I wiped away tears I didn’t realize had rolled down my face and tried to change the topic.
“Would you like to hear about when I started falling for you?”
Gatsby smirked and said “of course”
“Narcissist,” I teased. I regaled him with the tale of my experience at that first party. The magic of the fireworks framing him as I tried to compose myself and not jump him right then and there. “You’d made me so distraught I went home with a man I’d just met only a few days later!” I laughed and remembered how ridiculous it had seemed that I had silently wished McKee had been the man I now sat with.
“I’m quite sorry, old sport, you should’ve said something,” he said it lightheartedly but it made me woeful all the same.
“You know I couldn’t have,” I said lowly “It had to be you.”
“I know.” Gatsby ran his fingers through my hair. “I’m sorry it took me so long.”
“Don’t apologize, you’re here now. That’s more than I could ever ask for.”
We stared at each other for a time, it could have been hours for all I cared.

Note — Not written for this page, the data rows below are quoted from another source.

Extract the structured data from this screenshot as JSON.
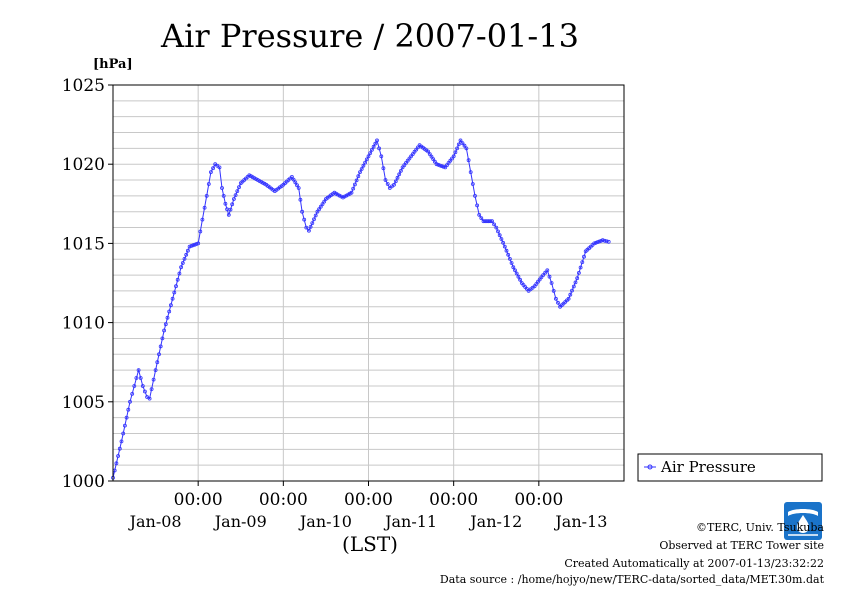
{
  "chart_data": {
    "type": "line",
    "title": "Air Pressure / 2007-01-13",
    "ylabel": "[hPa]",
    "xlabel": "(LST)",
    "ylim": [
      1000,
      1025
    ],
    "yticks": [
      "1000",
      "1005",
      "1010",
      "1015",
      "1020",
      "1025"
    ],
    "xlim_days": [
      0,
      6
    ],
    "time_tick_label": "00:00",
    "date_labels": [
      "Jan-08",
      "Jan-09",
      "Jan-10",
      "Jan-11",
      "Jan-12",
      "Jan-13"
    ],
    "grid": true,
    "legend_position": "right",
    "color": "#3333ff",
    "series": [
      {
        "name": "Air Pressure",
        "points": [
          [
            0.0,
            1000.2
          ],
          [
            0.1,
            1002.5
          ],
          [
            0.2,
            1005.0
          ],
          [
            0.25,
            1006.0
          ],
          [
            0.3,
            1007.0
          ],
          [
            0.35,
            1006.0
          ],
          [
            0.4,
            1005.3
          ],
          [
            0.43,
            1005.2
          ],
          [
            0.5,
            1007.0
          ],
          [
            0.6,
            1009.5
          ],
          [
            0.7,
            1011.5
          ],
          [
            0.8,
            1013.5
          ],
          [
            0.9,
            1014.8
          ],
          [
            1.0,
            1015.0
          ],
          [
            1.05,
            1016.5
          ],
          [
            1.1,
            1018.0
          ],
          [
            1.15,
            1019.5
          ],
          [
            1.2,
            1020.0
          ],
          [
            1.25,
            1019.8
          ],
          [
            1.28,
            1018.5
          ],
          [
            1.32,
            1017.5
          ],
          [
            1.36,
            1016.8
          ],
          [
            1.42,
            1017.8
          ],
          [
            1.5,
            1018.8
          ],
          [
            1.6,
            1019.3
          ],
          [
            1.7,
            1019.0
          ],
          [
            1.8,
            1018.7
          ],
          [
            1.9,
            1018.3
          ],
          [
            2.0,
            1018.7
          ],
          [
            2.1,
            1019.2
          ],
          [
            2.18,
            1018.5
          ],
          [
            2.22,
            1017.0
          ],
          [
            2.27,
            1016.0
          ],
          [
            2.3,
            1015.8
          ],
          [
            2.4,
            1017.0
          ],
          [
            2.5,
            1017.8
          ],
          [
            2.6,
            1018.2
          ],
          [
            2.7,
            1017.9
          ],
          [
            2.8,
            1018.2
          ],
          [
            2.9,
            1019.5
          ],
          [
            3.0,
            1020.5
          ],
          [
            3.1,
            1021.5
          ],
          [
            3.15,
            1020.5
          ],
          [
            3.2,
            1019.0
          ],
          [
            3.25,
            1018.5
          ],
          [
            3.3,
            1018.7
          ],
          [
            3.4,
            1019.8
          ],
          [
            3.5,
            1020.5
          ],
          [
            3.6,
            1021.2
          ],
          [
            3.7,
            1020.8
          ],
          [
            3.8,
            1020.0
          ],
          [
            3.9,
            1019.8
          ],
          [
            4.0,
            1020.5
          ],
          [
            4.08,
            1021.5
          ],
          [
            4.15,
            1021.0
          ],
          [
            4.2,
            1019.5
          ],
          [
            4.25,
            1018.0
          ],
          [
            4.3,
            1016.8
          ],
          [
            4.35,
            1016.4
          ],
          [
            4.45,
            1016.4
          ],
          [
            4.5,
            1016.0
          ],
          [
            4.6,
            1014.8
          ],
          [
            4.7,
            1013.5
          ],
          [
            4.8,
            1012.5
          ],
          [
            4.88,
            1012.0
          ],
          [
            4.95,
            1012.3
          ],
          [
            5.05,
            1013.0
          ],
          [
            5.1,
            1013.3
          ],
          [
            5.15,
            1012.5
          ],
          [
            5.2,
            1011.5
          ],
          [
            5.25,
            1011.0
          ],
          [
            5.35,
            1011.5
          ],
          [
            5.45,
            1012.8
          ],
          [
            5.55,
            1014.5
          ],
          [
            5.65,
            1015.0
          ],
          [
            5.75,
            1015.2
          ],
          [
            5.82,
            1015.1
          ]
        ]
      }
    ]
  },
  "footer": {
    "copyright": "©TERC, Univ. Tsukuba",
    "observed": "Observed at TERC Tower site",
    "created": "Created Automatically at 2007-01-13/23:32:22",
    "source": "Data source : /home/hojyo/new/TERC-data/sorted_data/MET.30m.dat"
  }
}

“Your eyes are just like emeralds,” he said eventually.
“Fitting, as yours are sapphires.” We smiled and life was good.
“My, it’s gotten dark” Gatsby and I took note of the surrounding room, the sun had long diminished. “I suppose I should be going.” He went to stand and I restricted him.
“Stay.” For the first time in my life, I was acting purely on instinct. “Won’t you? We don’t have to…” I trailed off.
“Oh yes no, I mean I do want to. Eventually, but not tonight. But, I would like to stay.”
I led him to my bedroom. Everything felt so small compared to his mansion but it also felt so perfect for what the evening had become. We dressed in sleeping clothes, Gatsby in a borrowed pair of mine. The pants and sleeves were too long on him, a staggering display compared to his perfectly tailored suits. I was finally starting to see the full picture of this man, and I couldn’t wait to see more for as long as he and God would allow.